# Wacko's



## kwflatbed (Dec 29, 2004)

*UFO Group Endorses Hillary Clinton*


*







*

The Extraterrestrial Phenomenon Political Action Committee has decided to endorse Hillary Clinton for President with New Mexico Governor Bill Richardson as her running mate.

With the Extraterrestrial Phenomenon PAC's main goal being to prove that the government is covering up the existence of extraterrestrials, Executive Director Stephen Bassett thinks Hillary will take action because "the White House under Bill Clinton was aware of extraterrestrials."

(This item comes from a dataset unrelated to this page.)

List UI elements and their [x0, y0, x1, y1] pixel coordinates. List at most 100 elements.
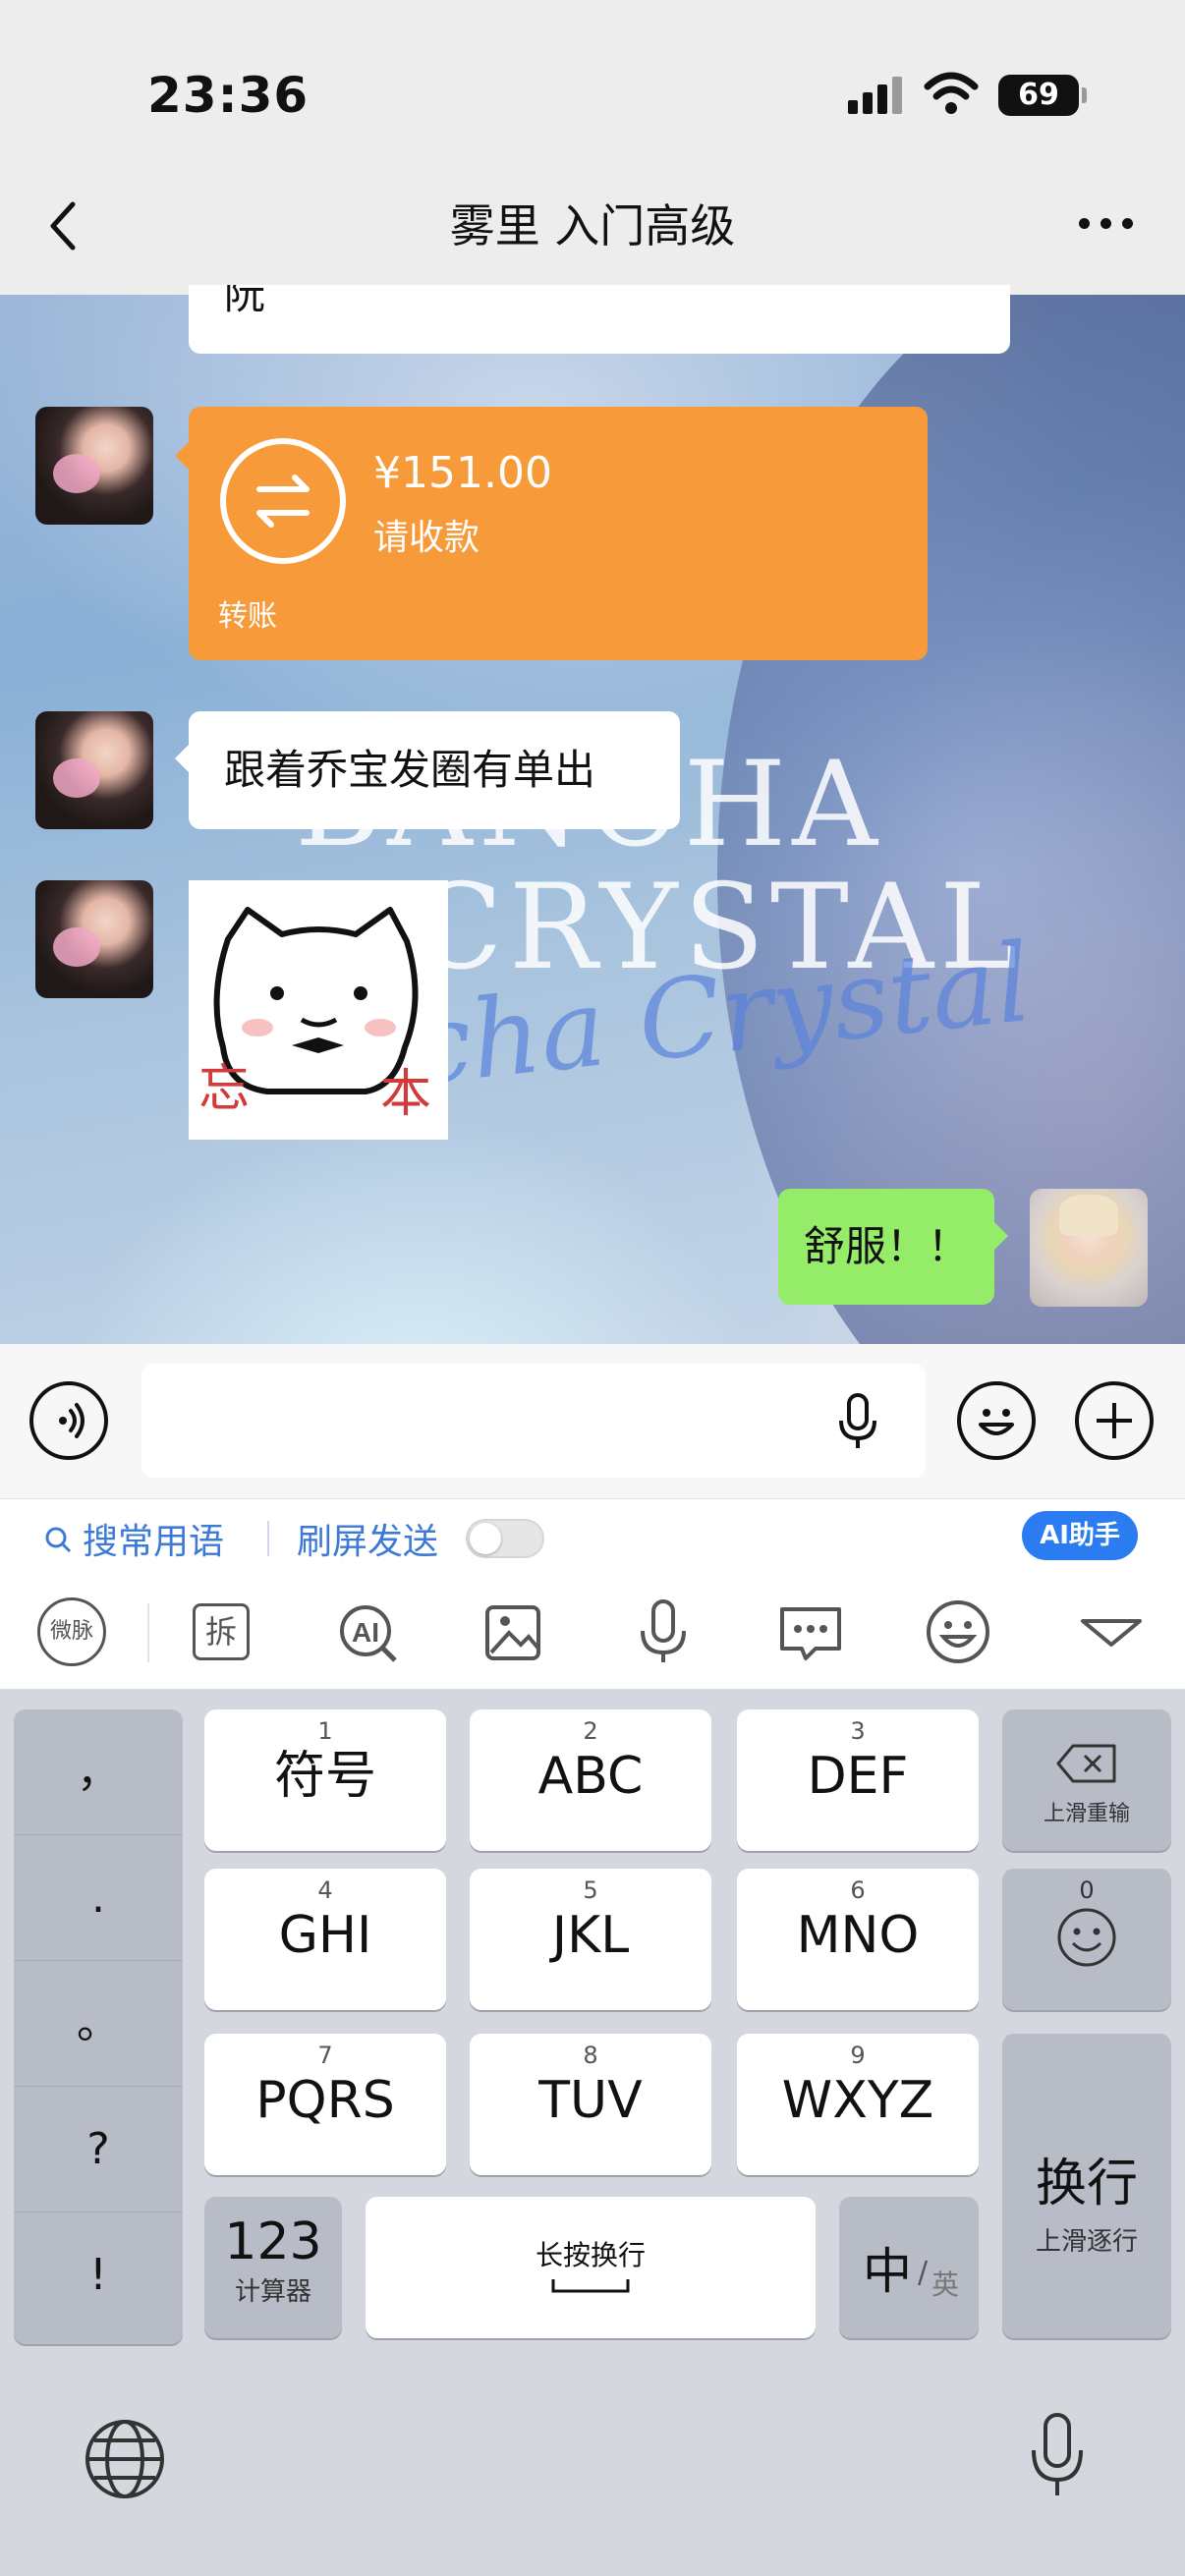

Gov. Richardson was chosen because he has stated that the serious business of the Roswell incident should be reinvestigated, according to Bassett.


----------



## 94c (Oct 21, 2005)

kwflatbed said:


> *UFO Group Endorses Hillary Clinton*
> 
> 
> *
> ...


Wasn't he the president that liked to play the Har-Monica?

Or was it the late night conversations on the sex-a-phone with that fat intern?

I forget.


----------



## Irish Wampanoag (Apr 6, 2003)

Some of the worlds leaders when visiting the White House when Clinton was in did indeed see UFOs. Rumor has it while Yasser Arafat was visiting he was in the rose garden and saw something in the Oval office that appeared to be a cigar shaped object appearing and disappearing. Yasser claims he also saw another object with a pink top with a mole type spot on one side doing the same. He was convinced for several weeks that Bill Clinton was an alien, to find out later that he was just a dirty ole dog!!!


----------